Larry Summers, former US Treasury Secretary, warned this kind of stimulus could unleash a set of inflationary pressures of a kind ‘not seen in a generation’, with consequences for the US dollar and financial stability.

Gold is currently trading just under its all-time high of around $US2000 an ounce, which was reached last year, adding around 30 per cent over the last 12 months and benefiting from many of the same trends that have lifted bitcoin through 2020—worries about the COVID-19 pandemic, lower-for-longer interest rates, and inflation fears.

“The method of bitcoin mining keeps the lid on supply,” says Cosmos’ Manning, who adds the sophistication of the bitcoin mining industry has evolved at warp-speed, thanks to the rapid development of faster computer chips.

This entire confluence of global finance, politics and bitcoin is why Cosmos is poised to take advantage of Australia’s fragmented electricity system and cheap power, and its own technological edge in its mining equipment.

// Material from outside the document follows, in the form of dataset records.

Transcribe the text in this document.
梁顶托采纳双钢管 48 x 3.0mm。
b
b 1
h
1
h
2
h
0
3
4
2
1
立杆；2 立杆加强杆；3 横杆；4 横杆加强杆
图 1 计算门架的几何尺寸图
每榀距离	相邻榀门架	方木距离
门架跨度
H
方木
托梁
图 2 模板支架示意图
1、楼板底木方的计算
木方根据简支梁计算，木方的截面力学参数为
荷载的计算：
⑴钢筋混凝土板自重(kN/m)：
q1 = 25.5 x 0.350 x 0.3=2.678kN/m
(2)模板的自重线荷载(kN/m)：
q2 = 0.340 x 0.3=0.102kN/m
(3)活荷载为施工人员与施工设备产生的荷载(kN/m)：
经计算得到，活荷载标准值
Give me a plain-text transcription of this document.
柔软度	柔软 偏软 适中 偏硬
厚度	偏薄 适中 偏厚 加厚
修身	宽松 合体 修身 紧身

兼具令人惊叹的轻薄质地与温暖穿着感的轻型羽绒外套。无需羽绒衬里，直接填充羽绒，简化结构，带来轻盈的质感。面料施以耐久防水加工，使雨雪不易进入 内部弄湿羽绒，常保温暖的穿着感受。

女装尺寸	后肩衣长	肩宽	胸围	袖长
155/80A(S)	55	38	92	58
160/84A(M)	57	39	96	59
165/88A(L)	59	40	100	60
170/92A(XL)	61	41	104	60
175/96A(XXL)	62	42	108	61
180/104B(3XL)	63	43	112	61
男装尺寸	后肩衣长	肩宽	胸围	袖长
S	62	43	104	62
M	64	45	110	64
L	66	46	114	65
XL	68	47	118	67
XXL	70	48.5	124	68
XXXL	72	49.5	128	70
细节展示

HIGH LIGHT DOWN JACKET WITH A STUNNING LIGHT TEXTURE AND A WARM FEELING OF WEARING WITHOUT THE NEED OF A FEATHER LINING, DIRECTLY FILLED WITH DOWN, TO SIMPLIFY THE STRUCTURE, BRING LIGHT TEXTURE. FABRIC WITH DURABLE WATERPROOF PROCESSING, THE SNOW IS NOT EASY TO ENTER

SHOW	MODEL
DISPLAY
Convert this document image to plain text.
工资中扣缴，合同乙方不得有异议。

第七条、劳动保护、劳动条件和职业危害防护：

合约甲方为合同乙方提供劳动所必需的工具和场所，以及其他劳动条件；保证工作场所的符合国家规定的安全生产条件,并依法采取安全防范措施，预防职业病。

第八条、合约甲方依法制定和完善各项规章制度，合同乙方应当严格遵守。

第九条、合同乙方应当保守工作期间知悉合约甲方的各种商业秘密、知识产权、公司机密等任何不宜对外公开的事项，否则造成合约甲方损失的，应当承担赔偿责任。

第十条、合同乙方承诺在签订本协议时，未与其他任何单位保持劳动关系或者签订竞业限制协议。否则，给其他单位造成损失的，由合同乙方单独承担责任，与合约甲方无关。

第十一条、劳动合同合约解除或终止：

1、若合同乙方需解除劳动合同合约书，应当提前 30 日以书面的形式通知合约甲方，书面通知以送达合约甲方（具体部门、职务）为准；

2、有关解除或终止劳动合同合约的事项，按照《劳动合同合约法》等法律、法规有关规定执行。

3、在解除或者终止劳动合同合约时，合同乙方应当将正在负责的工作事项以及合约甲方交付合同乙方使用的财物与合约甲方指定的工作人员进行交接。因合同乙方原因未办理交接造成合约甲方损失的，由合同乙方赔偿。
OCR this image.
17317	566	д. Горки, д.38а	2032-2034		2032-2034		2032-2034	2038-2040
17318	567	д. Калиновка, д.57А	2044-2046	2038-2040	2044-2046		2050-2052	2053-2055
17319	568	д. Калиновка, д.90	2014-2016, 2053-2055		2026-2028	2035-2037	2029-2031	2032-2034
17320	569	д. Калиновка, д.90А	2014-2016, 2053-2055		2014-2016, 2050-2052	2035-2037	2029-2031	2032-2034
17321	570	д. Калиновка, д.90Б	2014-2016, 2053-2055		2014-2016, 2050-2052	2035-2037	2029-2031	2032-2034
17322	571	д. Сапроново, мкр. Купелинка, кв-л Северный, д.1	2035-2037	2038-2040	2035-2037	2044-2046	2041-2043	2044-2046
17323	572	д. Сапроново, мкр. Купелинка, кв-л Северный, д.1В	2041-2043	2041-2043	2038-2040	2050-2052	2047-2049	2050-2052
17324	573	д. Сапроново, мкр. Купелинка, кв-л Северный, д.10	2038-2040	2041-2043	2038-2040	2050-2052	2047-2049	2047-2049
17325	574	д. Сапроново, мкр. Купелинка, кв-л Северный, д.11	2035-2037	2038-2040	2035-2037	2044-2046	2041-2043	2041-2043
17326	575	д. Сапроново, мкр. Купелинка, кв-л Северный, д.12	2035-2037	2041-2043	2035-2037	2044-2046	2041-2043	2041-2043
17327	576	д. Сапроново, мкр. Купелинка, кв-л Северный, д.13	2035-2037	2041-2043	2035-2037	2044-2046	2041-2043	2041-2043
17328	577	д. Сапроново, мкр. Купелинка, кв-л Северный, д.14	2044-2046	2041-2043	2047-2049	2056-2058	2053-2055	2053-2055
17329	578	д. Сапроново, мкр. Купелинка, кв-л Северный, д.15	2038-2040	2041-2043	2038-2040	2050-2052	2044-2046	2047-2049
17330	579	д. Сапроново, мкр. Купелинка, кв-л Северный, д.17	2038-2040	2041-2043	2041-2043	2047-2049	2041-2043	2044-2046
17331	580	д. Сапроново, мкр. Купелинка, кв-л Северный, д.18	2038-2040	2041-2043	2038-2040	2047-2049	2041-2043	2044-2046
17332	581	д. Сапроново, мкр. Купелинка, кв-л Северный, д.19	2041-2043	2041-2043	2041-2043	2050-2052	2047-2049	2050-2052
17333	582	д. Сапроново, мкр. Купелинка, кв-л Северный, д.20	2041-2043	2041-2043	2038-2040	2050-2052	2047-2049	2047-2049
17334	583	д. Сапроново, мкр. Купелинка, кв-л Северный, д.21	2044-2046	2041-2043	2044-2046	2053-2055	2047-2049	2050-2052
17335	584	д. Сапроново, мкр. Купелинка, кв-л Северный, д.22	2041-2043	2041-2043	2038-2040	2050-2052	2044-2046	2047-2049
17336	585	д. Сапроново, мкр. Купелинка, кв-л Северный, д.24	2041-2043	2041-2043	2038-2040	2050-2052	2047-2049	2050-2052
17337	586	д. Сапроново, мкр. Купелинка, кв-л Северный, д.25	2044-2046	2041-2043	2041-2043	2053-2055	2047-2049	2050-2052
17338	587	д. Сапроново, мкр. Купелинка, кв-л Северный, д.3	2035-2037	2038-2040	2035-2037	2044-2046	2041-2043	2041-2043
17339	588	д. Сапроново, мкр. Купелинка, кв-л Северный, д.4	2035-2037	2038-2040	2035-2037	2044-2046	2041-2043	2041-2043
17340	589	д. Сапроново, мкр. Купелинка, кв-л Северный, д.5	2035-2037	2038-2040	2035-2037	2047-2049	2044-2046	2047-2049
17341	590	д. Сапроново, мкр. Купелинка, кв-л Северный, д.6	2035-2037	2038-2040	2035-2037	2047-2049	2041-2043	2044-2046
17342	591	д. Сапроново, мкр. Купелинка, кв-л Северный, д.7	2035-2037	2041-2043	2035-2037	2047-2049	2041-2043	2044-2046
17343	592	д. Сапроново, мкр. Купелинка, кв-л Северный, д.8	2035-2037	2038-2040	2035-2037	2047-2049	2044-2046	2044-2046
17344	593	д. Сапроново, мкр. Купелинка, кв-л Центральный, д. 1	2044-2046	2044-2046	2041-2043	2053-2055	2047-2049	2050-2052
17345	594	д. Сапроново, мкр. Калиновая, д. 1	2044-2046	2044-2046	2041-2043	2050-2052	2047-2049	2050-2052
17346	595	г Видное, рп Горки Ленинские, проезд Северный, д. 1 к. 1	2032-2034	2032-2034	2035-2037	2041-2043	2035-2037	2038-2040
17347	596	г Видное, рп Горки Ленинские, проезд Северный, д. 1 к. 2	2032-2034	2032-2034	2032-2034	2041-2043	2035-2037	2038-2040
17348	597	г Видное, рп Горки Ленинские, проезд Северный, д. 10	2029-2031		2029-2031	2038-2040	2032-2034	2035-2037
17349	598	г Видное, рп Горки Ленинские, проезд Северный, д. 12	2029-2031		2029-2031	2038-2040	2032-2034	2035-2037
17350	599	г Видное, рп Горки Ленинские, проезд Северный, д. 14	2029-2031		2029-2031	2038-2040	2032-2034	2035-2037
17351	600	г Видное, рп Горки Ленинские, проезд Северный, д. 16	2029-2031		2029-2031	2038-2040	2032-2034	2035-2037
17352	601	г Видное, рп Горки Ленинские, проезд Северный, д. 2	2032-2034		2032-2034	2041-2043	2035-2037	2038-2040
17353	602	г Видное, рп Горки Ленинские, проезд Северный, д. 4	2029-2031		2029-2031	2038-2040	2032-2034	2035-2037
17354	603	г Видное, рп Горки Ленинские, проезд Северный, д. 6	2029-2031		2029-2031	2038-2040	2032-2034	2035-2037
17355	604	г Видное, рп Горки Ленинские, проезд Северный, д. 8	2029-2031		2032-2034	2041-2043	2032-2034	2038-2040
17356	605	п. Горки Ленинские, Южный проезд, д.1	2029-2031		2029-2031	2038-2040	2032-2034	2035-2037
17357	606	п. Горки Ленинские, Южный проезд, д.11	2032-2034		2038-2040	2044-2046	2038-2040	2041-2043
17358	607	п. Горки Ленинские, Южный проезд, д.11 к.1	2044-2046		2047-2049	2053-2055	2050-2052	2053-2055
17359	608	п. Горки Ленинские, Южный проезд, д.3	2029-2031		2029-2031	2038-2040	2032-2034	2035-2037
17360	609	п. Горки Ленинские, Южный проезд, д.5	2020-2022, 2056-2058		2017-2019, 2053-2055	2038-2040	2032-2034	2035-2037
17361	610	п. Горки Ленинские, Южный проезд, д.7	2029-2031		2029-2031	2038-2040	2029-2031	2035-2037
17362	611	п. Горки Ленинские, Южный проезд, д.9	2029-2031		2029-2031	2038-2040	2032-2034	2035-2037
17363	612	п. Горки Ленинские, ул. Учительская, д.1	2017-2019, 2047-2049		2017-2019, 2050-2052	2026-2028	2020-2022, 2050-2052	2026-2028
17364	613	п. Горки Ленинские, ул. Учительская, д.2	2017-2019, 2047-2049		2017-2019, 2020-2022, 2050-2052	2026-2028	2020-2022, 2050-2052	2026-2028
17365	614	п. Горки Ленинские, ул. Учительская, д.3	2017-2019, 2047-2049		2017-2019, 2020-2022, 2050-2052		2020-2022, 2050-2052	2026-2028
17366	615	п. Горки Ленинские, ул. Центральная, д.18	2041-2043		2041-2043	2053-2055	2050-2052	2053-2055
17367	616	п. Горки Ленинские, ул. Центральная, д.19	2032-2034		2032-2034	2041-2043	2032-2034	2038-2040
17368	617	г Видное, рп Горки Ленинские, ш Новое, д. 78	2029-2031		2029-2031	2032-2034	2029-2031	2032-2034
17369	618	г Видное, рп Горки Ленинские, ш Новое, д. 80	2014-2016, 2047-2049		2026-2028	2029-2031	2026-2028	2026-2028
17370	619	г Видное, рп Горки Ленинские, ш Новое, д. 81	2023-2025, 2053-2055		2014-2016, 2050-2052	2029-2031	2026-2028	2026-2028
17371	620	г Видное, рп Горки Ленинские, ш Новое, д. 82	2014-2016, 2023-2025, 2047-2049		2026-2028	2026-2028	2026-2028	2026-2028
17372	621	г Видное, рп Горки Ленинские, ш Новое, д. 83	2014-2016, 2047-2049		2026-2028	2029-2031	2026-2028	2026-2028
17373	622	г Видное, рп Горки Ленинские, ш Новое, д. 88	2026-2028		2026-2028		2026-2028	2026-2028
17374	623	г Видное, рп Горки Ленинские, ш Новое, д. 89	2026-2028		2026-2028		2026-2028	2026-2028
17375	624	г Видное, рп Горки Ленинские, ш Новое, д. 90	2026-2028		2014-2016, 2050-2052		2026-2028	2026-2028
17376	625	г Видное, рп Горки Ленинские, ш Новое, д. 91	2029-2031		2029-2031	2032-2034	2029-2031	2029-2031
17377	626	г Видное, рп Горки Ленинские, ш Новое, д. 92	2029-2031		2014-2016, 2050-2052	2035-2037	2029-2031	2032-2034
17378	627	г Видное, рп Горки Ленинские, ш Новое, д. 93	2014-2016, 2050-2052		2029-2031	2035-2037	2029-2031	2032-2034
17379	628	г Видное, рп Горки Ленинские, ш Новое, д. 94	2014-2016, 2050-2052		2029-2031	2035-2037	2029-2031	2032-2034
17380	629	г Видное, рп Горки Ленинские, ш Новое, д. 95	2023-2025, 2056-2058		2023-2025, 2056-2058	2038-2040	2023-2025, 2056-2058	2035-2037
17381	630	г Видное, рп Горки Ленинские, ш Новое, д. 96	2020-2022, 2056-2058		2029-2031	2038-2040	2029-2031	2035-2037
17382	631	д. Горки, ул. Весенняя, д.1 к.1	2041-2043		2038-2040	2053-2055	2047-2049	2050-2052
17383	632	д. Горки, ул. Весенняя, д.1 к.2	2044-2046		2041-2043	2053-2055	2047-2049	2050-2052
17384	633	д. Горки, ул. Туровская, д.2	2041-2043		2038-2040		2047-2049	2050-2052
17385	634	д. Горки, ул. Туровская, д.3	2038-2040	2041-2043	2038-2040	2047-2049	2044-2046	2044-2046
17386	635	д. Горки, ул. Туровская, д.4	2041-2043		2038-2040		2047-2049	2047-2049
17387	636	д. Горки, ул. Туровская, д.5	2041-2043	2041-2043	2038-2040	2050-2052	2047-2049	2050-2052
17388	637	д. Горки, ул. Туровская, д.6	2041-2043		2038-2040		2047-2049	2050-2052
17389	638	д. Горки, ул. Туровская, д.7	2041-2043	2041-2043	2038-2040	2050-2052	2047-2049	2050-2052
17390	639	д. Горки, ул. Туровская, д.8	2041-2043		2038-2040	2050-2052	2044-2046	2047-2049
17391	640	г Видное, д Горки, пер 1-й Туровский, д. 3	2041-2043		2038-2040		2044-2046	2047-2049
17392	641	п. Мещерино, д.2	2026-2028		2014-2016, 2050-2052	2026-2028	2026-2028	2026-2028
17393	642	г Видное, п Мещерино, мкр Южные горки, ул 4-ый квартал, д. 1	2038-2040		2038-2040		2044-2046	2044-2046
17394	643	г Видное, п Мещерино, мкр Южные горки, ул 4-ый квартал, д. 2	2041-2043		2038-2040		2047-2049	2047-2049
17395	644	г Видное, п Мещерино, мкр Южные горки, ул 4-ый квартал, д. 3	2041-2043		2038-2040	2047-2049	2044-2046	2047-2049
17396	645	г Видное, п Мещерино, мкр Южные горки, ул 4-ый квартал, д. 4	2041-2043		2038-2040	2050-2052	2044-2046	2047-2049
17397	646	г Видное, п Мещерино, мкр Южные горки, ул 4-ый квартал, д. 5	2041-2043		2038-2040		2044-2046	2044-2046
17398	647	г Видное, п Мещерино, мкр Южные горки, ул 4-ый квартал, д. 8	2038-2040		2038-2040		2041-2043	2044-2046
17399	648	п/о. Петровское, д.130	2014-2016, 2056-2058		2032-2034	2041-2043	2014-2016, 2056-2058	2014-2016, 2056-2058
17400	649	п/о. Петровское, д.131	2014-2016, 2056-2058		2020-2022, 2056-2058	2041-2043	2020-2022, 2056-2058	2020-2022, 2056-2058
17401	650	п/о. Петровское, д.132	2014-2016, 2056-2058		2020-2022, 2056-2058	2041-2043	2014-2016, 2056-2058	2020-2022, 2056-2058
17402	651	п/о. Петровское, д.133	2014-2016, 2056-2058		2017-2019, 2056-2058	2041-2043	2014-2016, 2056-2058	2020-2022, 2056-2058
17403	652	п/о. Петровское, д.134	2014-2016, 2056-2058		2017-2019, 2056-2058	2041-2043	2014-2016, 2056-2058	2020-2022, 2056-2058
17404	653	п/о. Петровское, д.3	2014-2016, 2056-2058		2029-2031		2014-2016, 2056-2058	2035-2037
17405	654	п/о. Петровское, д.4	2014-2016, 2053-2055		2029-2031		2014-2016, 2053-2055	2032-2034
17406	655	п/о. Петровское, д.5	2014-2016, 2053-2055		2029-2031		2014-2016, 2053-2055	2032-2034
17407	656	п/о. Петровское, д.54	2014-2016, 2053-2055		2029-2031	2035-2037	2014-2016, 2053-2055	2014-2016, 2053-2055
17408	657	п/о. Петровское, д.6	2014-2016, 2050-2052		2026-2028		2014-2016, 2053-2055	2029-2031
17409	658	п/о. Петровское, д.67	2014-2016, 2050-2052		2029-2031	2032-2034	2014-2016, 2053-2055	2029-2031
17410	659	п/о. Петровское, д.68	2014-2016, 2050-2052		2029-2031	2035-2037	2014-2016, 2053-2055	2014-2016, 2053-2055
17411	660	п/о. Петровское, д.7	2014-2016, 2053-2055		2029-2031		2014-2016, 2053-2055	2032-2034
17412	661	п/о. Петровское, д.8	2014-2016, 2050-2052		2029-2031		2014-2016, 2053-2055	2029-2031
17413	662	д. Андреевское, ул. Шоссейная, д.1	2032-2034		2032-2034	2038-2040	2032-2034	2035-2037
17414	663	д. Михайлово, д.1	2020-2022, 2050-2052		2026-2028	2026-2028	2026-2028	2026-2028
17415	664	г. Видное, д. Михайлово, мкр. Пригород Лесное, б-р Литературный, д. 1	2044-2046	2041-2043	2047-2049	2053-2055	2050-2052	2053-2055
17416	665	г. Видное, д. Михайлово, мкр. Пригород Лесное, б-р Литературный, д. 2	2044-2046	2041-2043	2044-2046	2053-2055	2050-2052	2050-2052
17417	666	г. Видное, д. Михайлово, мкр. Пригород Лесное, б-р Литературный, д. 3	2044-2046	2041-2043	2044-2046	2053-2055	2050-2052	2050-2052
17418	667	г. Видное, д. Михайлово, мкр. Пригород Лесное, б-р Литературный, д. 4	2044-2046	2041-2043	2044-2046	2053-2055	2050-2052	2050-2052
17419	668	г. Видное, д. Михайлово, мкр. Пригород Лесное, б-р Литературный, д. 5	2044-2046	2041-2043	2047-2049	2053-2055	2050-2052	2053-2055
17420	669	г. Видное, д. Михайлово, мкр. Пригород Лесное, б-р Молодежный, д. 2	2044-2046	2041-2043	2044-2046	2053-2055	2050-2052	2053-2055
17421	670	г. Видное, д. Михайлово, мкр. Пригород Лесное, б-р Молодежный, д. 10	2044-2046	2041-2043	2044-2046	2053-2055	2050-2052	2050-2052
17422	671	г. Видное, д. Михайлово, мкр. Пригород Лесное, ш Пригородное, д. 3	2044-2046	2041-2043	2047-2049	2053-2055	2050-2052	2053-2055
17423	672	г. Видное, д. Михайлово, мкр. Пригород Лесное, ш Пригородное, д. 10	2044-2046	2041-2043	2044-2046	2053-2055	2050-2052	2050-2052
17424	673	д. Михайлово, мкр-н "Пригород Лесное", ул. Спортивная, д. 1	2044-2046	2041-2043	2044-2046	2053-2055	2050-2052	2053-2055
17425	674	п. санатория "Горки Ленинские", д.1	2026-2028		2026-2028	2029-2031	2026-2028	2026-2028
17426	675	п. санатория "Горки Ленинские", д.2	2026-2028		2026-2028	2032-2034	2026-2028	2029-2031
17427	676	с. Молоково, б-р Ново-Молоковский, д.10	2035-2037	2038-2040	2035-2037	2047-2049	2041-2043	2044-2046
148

The onslaught of renewable energy, both from utility scale plants and microgenerators on rooftops, means the grid struggles to meet power demands when the population is at home, and then suffers excessive generation at noon and midnight.

As such, thousands of kilowatts of energy are wasted, or “grounded”, as the latent supply cannot find demand.

“We can be that demand, and use it to produce a highly valuable asset at the same time,” says Manning.

As the price of bitcoin nudges $60,000 this week, many are dumbfounded a piece of code could attract so much interest, but for those embedded in the crypto ecosystem, building the shovels that help find this digital gold, it’s only just the beginning.

“If you wanted to shut it down, there’s no chance now,” says Manning. “The bitcoin horse has bolted.”